Not that small. It's comparable to a weak password. There are about 5 billion active phone numbers in the world [1].
Besides, a small search space can only be searched quickly if it takes little time to a hash a phone number. Doing a few billion MD5-sums is not so difficult. If the hashes are computed with an expensive bcrypt then it's just a matter of increasing the number of iterations to make brute force attacks unfeasible.
Edit: I realize that the hashes can't be salted (because different phones must produce the same hashes for the same phone numbers), so a rainbow table can be created for the entire database.
The client could do 'signed' hashes using the local phone number and the friend number (sending the server both the local:friend pair and the friend:local pair).
That wouldn't really stop anybody from reversing the hashes, but it would make a global rainbow table useless.
It would make reversing the hashes substantially harder for any given hash function, though, right? Thanks very much for this idea. I'd thought about tracking social connections by sending hashes (on an explicit and opt-in basis) for my research app, Mappiness[1], but gave up the idea mainly because hashing seemed so hopelessly weak. But I think this + bcrypt might make it workable.

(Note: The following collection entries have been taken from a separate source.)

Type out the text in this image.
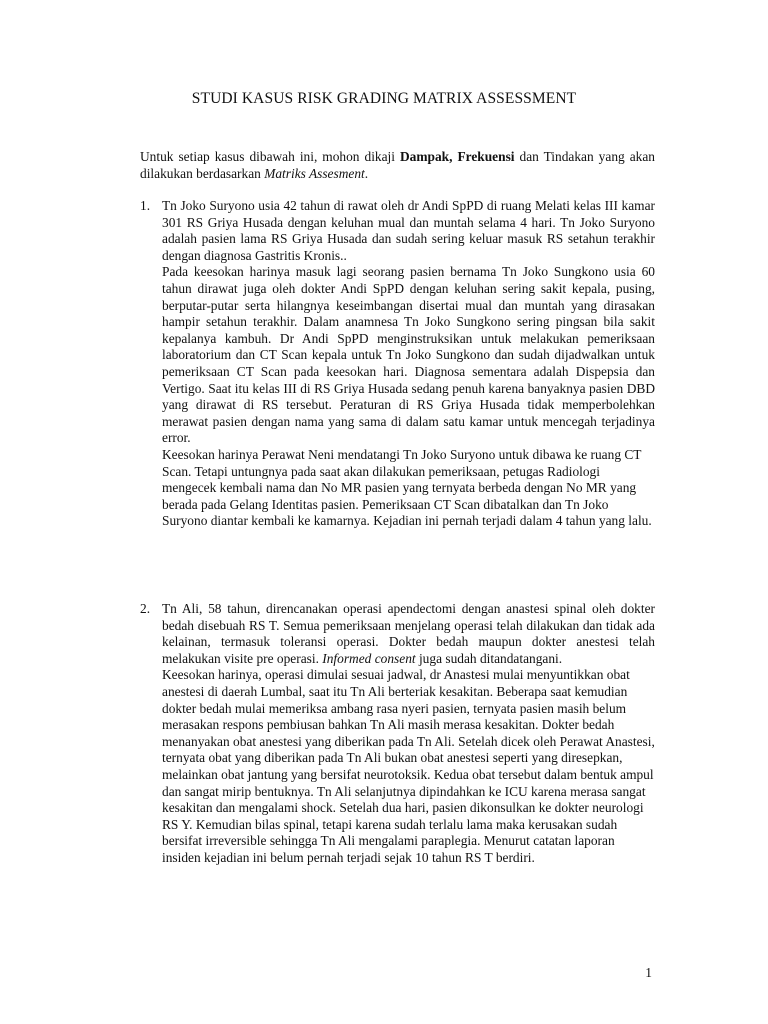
STUDI KASUS RISK GRADING MATRIX ASSESSMENT

Untuk setiap kasus dibawah ini, mohon dikaji Dampak, Frekuensi dan Tindakan yang akan dilakukan berdasarkan Matriks Assesment.

1. Tn Joko Suryono usia 42 tahun di rawat oleh dr Andi SpPD di ruang Melati kelas III kamar 301 RS Griya Husada dengan keluhan mual dan muntah selama 4 hari. Tn Joko Suryono adalah pasien lama RS Griya Husada dan sudah sering keluar masuk RS setahun terakhir dengan diagnosa Gastritis Kronis..

Pada keesokan harinya masuk lagi seorang pasien bernama Tn Joko Sungkono usia 60 tahun dirawat juga oleh dokter Andi SpPD dengan keluhan sering sakit kepala, pusing, berputar-putar serta hilangnya keseimbangan disertai mual dan muntah yang dirasakan hampir setahun terakhir. Dalam anamnesa Tn Joko Sungkono sering pingsan bila sakit kepalanya kambuh. Dr Andi SpPD menginstruksikan untuk melakukan pemeriksaan laboratorium dan CT Scan kepala untuk Tn Joko Sungkono dan sudah dijadwalkan untuk pemeriksaan CT Scan pada keesokan hari. Diagnosa sementara adalah Dispepsia dan Vertigo. Saat itu kelas III di RS Griya Husada sedang penuh karena banyaknya pasien DBD yang dirawat di RS tersebut. Peraturan di RS Griya Husada tidak memperbolehkan merawat pasien dengan nama yang sama di dalam satu kamar untuk mencegah terjadinya error.

Keesokan harinya Perawat Neni mendatangi Tn Joko Suryono untuk dibawa ke ruang CT Scan. Tetapi untungnya pada saat akan dilakukan pemeriksaan, petugas Radiologi mengecek kembali nama dan No MR pasien yang ternyata berbeda dengan No MR yang berada pada Gelang Identitas pasien. Pemeriksaan CT Scan dibatalkan dan Tn Joko Suryono diantar kembali ke kamarnya. Kejadian ini pernah terjadi dalam 4 tahun yang lalu.

2. Tn Ali, 58 tahun, direncanakan operasi apendectomi dengan anastesi spinal oleh dokter bedah disebuah RS T. Semua pemeriksaan menjelang operasi telah dilakukan dan tidak ada kelainan, termasuk toleransi operasi. Dokter bedah maupun dokter anestesi telah melakukan visite pre operasi. Informed consent juga sudah ditandatangani.

Keesokan harinya, operasi dimulai sesuai jadwal, dr Anastesi mulai menyuntikkan obat anestesi di daerah Lumbal, saat itu Tn Ali berteriak kesakitan. Beberapa saat kemudian dokter bedah mulai memeriksa ambang rasa nyeri pasien, ternyata pasien masih belum merasakan respons pembiusan bahkan Tn Ali masih merasa kesakitan. Dokter bedah menanyakan obat anestesi yang diberikan pada Tn Ali. Setelah dicek oleh Perawat Anastesi, ternyata obat yang diberikan pada Tn Ali bukan obat anestesi seperti yang diresepkan, melainkan obat jantung yang bersifat neurotoksik. Kedua obat tersebut dalam bentuk ampul dan sangat mirip bentuknya. Tn Ali selanjutnya dipindahkan ke ICU karena merasa sangat kesakitan dan mengalami shock. Setelah dua hari, pasien dikonsulkan ke dokter neurologi RS Y. Kemudian bilas spinal, tetapi karena sudah terlalu lama maka kerusakan sudah bersifat irreversible sehingga Tn Ali mengalami paraplegia. Menurut catatan laporan insiden kejadian ini belum pernah terjadi sejak 10 tahun RS T berdiri.

1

That's clever. You can then even improve the algorithm by only sending the hash of A:B for every phone number, where A < B (numerically). Then you don't have to worry about whether it's Friend:Local or Local:Friend.
Key strengthening can help. If you do a bcrypt-style hash and set the cost so as to take one second on a modern CPU, brute-forcing each phone number would take about 57,000 days :)
I would be more comfortable with this than giving them my entire address book, anyway.